Maja mochte Erdbeeren nicht. Ich werde nie verstehen, wie das geht, aber ich habe mich damit abgefunden. Abgesehen davon mochte sie alles essen, und sie wusste auch, wie sie es kochen musste. Ich weiss nicht, wie sie das schaffte, aber sie hatte ein Auge für die Details. Egal ob es sich um Stoffe oder Menüs handelte, sie wusste, wie sie die Menschen umwerfen konnte. Sie war jemand, der sich zum Frühstück nicht nur einen Toast mit Marmelade machte, nein, sie buk duftendes Vollkornbrot mit Nüssen, legte frische Avocadostreifen darauf, gewürzt mit Salz, Pfeffer, Knoblauch und hauchdünn geschnittenen Frühlingszwiebeln. Hinzu kam Rührei gemischt mit angebratenen Zwiebeln und eine Handvoll rote Trauben. Sie versuchte stets, das Beste aus allem zu holen und sah in Einkaufstouren ein lustiges Abenteuer. Mit Maja war alles lustig.

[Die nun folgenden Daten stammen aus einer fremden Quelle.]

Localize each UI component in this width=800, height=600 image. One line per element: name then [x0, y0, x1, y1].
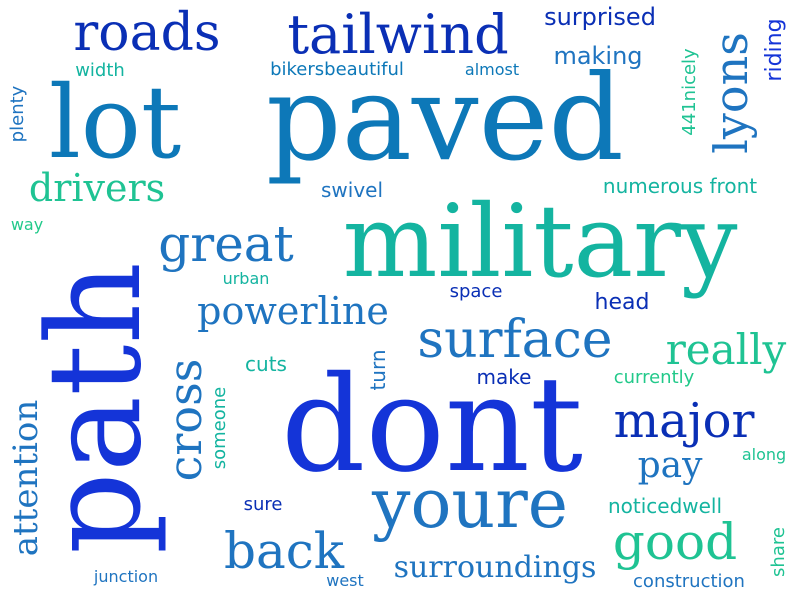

Natürlich schliefen wir auch miteinander. Sie war die erste Frau, in die ich mich verliebte und der erste Mensch, mit dem ich schlief. Unser erstes Mal war aufregend und wunderschön und mein Herz pochte so laut, dass ich befürchtete, die Nachbarn würden es hören. Für Maja war es zwar nicht das erste Mal Sex, aber sie zeigte mir langsam, wie es ging. Als sie mit ihrem Kopf zwischen meine Beine ging, mich fragte, ob sie dürfe und mich dann sorgsam berührte, ging über mir ein helles Licht auf und ich fühlte alle Liebe der Welt zwischen uns. Ich dachte, mein Herz müsse zerspringen, so voll war ich von Glückseligkeit. Ich liebte die Töne, die sie von sich gab, wenn sie sich tänzerisch und wie selbstverständlich über mir bewegte, ohne jegliche Spur von Furcht. Ja, Maja war furchtlos.